When it comes to kicking off culture change I look for opportunities rather than the ‘perfect’ starting point. I don’t look at them as low hanging fruit (most change guidance would tell you to go for these and get some ‘quick runs on the board’). I look for a) the activity that shows the largest number of people that something is changing and b) an opportunity that opens the door for other aspects of culture we want to change. I take this approach because changing culture is about moving people towards a tipping point of belief. The tipping point is where enough people believe in your culture to start engaging and participating in it. To build towards the tipping point most people need to see something solid, practical and real. Just telling them your new values or vision is not enough. People need to see it in action
Take ‘Empowerment’. It’s a great company value that is cropping up more and more in organisations. The thing is, you don’t start the creation of an empowering culture by just empowering everybody overnight. It’s highly likely that the reason that you’ve decided to change the culture to one that is empowered is because they currently aren’t. And if they aren’t then you’ve taken years training them not to be by your actions. So just saying ‘you are now empowered!’ won’t work as they don’t know how to be. It’s a gradual process. And being empowered is a hard thing to see, touch and feel on its own. So you need activities that build empowerment.
The question is always ‘where do you start?’
This is why I often look for other aspects of change that may help to show what empowerment, in this case, looks like. Are you also working on innovation as a value or improving your safety culture? Are you implementing a KPI culture or a ‘culture of accountability’? Are you going through process improvement? All of these may provide opportunities to empower people in ways that they can begin to recognise. I like to ask ‘What activities could you put in place around, safety or innovation or process improvement etc that would involve empowerment in a nice, safe, non threatening way?’
So as an example let’s choose safety. If you decide to get more people involved in safety by increasing participation in safety audits then you are implementing a real and physical activity that will result in a change in safety culture. If as a result of that initiative someone does a review of safety in their own work-space, they may say ‘if we changed that thing it would be safer to do my job”. You could could happily tick the safety audit box and be happy. But could you do more with it. Could you get two for the price of one?
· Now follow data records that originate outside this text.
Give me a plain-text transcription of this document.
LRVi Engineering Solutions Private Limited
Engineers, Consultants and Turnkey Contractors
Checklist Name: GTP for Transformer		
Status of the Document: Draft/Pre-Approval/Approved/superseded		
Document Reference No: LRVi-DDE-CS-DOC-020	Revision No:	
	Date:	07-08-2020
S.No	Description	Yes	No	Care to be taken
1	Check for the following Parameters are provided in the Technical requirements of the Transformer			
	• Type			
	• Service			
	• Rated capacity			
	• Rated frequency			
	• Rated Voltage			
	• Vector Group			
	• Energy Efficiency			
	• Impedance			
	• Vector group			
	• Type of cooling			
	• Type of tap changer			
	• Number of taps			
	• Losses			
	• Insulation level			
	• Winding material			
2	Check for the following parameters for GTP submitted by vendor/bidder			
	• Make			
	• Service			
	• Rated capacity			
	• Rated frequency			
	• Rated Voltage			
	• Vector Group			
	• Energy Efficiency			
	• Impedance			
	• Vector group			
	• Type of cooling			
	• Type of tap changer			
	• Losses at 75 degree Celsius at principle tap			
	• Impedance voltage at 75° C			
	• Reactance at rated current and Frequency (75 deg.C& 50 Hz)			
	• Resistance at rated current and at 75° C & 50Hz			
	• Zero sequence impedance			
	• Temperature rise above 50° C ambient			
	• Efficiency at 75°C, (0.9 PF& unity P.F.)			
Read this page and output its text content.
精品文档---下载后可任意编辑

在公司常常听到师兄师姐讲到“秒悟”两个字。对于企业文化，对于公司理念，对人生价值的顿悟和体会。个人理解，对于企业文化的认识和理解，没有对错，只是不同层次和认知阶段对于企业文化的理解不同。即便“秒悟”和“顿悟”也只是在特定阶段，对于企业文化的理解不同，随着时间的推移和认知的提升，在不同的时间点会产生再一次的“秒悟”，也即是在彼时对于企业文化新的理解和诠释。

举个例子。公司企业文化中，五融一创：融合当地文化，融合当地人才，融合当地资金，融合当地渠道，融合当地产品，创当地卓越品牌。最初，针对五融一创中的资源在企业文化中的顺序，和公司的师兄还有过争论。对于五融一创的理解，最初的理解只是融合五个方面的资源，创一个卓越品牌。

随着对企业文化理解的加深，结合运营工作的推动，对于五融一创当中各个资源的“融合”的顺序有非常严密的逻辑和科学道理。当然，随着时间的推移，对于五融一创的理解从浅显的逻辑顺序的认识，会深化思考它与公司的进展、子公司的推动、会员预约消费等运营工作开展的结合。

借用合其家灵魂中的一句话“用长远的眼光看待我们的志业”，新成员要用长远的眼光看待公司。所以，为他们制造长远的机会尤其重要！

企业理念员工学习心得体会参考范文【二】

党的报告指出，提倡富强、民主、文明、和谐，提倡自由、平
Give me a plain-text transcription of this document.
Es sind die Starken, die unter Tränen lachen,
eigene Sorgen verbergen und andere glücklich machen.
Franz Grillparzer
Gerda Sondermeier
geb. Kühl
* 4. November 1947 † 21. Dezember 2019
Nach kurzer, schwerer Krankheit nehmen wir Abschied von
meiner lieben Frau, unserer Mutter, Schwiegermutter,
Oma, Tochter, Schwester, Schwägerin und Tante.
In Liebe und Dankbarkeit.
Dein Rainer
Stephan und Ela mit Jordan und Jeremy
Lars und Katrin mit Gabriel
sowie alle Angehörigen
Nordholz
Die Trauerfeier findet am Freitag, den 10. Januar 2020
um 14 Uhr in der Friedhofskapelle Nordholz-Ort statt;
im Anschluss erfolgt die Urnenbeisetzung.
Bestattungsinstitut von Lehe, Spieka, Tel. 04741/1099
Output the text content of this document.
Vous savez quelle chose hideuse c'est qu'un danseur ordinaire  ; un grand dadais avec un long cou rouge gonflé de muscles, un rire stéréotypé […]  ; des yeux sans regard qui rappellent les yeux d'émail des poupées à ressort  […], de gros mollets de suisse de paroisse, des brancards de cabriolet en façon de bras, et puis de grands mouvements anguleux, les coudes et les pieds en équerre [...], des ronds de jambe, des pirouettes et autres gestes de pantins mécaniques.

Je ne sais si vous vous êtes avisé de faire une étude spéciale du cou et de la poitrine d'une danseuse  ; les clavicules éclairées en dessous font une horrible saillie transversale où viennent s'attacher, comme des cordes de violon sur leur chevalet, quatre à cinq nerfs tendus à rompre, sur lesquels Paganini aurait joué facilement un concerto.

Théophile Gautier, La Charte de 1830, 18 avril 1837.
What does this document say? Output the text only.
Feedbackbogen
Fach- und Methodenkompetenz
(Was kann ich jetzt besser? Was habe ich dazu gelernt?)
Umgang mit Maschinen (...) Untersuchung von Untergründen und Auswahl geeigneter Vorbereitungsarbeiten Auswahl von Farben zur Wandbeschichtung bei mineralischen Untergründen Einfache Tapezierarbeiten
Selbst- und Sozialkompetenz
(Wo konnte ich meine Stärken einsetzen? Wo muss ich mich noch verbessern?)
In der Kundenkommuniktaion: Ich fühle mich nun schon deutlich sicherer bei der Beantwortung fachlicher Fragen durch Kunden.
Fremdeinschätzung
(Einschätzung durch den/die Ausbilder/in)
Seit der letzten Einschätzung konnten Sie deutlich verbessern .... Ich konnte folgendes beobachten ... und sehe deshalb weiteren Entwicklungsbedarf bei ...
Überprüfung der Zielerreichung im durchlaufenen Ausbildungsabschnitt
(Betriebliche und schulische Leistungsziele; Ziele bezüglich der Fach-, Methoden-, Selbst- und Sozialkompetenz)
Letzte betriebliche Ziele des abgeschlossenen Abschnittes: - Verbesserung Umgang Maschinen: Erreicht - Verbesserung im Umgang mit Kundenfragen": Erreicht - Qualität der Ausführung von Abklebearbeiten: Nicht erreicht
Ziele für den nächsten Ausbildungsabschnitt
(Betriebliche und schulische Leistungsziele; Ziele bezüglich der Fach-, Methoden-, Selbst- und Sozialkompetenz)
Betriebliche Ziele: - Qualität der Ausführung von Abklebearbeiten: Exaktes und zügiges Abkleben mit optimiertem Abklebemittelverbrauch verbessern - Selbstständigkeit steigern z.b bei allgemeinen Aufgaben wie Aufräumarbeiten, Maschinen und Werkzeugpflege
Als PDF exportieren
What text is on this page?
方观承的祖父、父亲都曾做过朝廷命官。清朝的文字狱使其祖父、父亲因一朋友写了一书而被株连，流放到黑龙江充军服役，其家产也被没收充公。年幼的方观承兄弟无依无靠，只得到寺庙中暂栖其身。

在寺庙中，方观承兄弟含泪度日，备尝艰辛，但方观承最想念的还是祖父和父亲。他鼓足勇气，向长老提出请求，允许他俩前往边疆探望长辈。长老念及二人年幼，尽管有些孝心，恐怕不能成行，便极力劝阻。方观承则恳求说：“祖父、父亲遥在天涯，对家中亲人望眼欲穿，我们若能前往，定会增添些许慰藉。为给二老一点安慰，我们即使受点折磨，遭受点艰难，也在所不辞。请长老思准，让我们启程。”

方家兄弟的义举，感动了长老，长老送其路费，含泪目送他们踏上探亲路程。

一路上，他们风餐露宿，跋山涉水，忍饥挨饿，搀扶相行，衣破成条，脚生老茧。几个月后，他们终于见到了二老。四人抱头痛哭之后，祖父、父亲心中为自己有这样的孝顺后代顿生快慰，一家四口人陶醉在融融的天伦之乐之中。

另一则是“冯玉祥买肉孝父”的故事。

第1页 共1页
You could do what many organisations do and say ‘fill in the audit form and send to the safety team and they will look at it’ (often meaning as much as saying ‘thanks, and just put that idea straight in the trash’) or you could say ‘that’s great, why don’t you do that then, here is the money to go buy that thing’. The more you do that the more people will understand empowerment and the more likely the empowerment culture is to grow in reality. So you’ve used one activity to create opportunities for another activity. And if the idea they come up with is ‘innovative’ then you are building that initiative too.
So look for each initiative to leverage another initiative and get two (or maybe three) for the price of one.